In twilight zone
Agony and ecstacy? Well yes, that is what Aakriti's current show is called. For, aren't artists over-sensitive beings, torn by such emotional polarities, soaring to peaks and sinking to the pits? But when creativity becomes a career and there is a market monster demanding indulgence, can the Arts escape the curse of the hollow age? And so, once artists discover an art that works, there is a reluctance, even a dread, to breakout of the familiar.
Not surprising, therefore, that you don't often see art that touches the deepest chords. But you do see fine craftsmanship, as you do in this show - on till April 17 - of 13 established artists.
The low-profile Partha Pratim Deb, the oldest in the group, is the most stimulating. His spirit of adventure - an impish, probing spirit, you could say drives him to zestful experimentation, whereby he continually re-invents himself. This sport with form is not so much about toning the style as about probing the semantics of the language of arts. What Deb shows here are black and white drawings that have both a gaunt strength and the amused detachment of the observer. These evoke sculpturesque planes by breaking down the figure into sturdy lines and a mosaic-like topography.
With Tapas Konar, you come to figures that are spry, unformed, diaphanous, set adrift in space a la Chagall. But the space is anonymous, just a cloudy ground colour, usually beige. And though the figures may be rapt in some act that summons references, they are like random excerpts rather than a montage rooted in the dynamics of logic. Even when they overlap or trespass into each other's territories, there may not be interpersonal communication. And hence, interestingly enough, narrative coherence is subverted.
But the narrative dimension is vital to three of
the artists as they harness their assured draughtsmanship to depict the photographic naturalism of, what is being called, the Bikash Bhattacharjee school. Prasenjit Sengupta's acrylics are cinematic in composition and throw up a comment on contemporary urban life. However, the artist's empathy for the subject turns into a sigh. Kanchan Dasgupta's insipid Rajasthan series disappoints. And Monoj Mitra's mixed media, She, is something of a calendar image.
With Sekhar Roy, you intrude into a twilight zone of spectral beings that are frozen or floating, trapped in a kind of limbo. It is the craft that allows him to lend palpable dimension to body parts and then dissipate the illusion: the sheer skin - webbed with cellular patterns like arid fields at places or lined with limp wefts and woofs like threadbare weave - may be distended like a balloon, but it is made bereft of substance. The metaphor of threadbare weaves suggests the worn and weary and could be an effective strategy were it not for the artist's concessions to unctuous, rather than unsettling, images.
It is primarily the dark and turbulent paint that you note in Aditya Basak - the brooding red of embers smouldering in a ground whipped by congealed tentacles of black in Animal I and II; vaporous blues mottling the surface in blotches and blisters in Sky I and II; the feverish cross-hatching and dashes and sutures scarring the luminous figures in the foreground that seem partly of wood and partly of bone. No, the technique isn't wanting; it's only that the works get overheated.

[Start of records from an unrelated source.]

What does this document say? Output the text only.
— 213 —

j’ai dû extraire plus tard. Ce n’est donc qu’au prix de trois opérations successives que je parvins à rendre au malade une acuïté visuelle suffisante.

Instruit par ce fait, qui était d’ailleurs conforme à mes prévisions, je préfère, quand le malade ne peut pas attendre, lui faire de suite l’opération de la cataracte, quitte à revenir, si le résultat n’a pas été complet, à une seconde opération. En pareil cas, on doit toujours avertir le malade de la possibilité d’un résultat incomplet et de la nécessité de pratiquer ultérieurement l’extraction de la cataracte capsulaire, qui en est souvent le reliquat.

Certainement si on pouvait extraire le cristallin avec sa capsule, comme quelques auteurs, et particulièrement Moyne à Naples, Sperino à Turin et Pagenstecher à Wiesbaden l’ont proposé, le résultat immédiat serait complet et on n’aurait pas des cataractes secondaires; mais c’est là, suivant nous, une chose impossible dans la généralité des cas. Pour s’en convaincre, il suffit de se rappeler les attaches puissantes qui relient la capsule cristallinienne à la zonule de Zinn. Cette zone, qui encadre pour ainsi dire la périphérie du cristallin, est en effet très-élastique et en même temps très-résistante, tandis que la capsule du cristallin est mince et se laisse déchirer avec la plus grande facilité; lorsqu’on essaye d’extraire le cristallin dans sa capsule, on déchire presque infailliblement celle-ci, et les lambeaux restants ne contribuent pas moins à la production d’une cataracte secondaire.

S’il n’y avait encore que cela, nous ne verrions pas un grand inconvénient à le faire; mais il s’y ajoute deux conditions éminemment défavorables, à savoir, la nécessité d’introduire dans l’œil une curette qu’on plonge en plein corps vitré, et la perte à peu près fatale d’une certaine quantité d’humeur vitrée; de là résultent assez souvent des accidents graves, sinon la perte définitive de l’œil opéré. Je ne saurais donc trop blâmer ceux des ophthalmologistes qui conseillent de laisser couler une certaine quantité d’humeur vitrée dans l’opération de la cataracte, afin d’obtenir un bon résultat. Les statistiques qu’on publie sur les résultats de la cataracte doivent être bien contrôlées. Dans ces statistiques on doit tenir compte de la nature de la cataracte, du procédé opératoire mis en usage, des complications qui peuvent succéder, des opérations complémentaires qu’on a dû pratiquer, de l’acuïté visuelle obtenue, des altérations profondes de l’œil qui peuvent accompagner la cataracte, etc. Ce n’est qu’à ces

Chhatrapati Datta, who has been a restless artist trying out both figuration and abstraction, reacts to Singur and Nandigram. Dehumanizing the human figure into a flat road map is an acerbic correlative in Brand Wagon is Catching On. But, ultimately, the emotions seem rather too ready, especially in Kaar Land, and the imagery too literal.
Subtle water-colourist, Paresh Maity shows two oils for a change, both of them playing on a palette of resplendent reds. The artist's figurative terms are pared down to terse outlines, especially in Nayika I, where the human profile merges into a landscape of flat and textured colour divisions.
If Asit Mondal's works, combining calligraphic strokes with elegant stylization, have a refreshing appeal, Ashok Mullick appears somewhat spent, while Sheikh Shahjahan, the youngest in the show, ends up with involved symbolism.
But the radiant simplicity of child art is what Monoj Dutta strives to achieve. Shedding all decorative excess he has done drawings of inspired artlessness. The lines may remind you of someone senior, but the latter's squint of satire is replaced by a disarming naiveté. And that is, of course, a matter of remaining young at heart.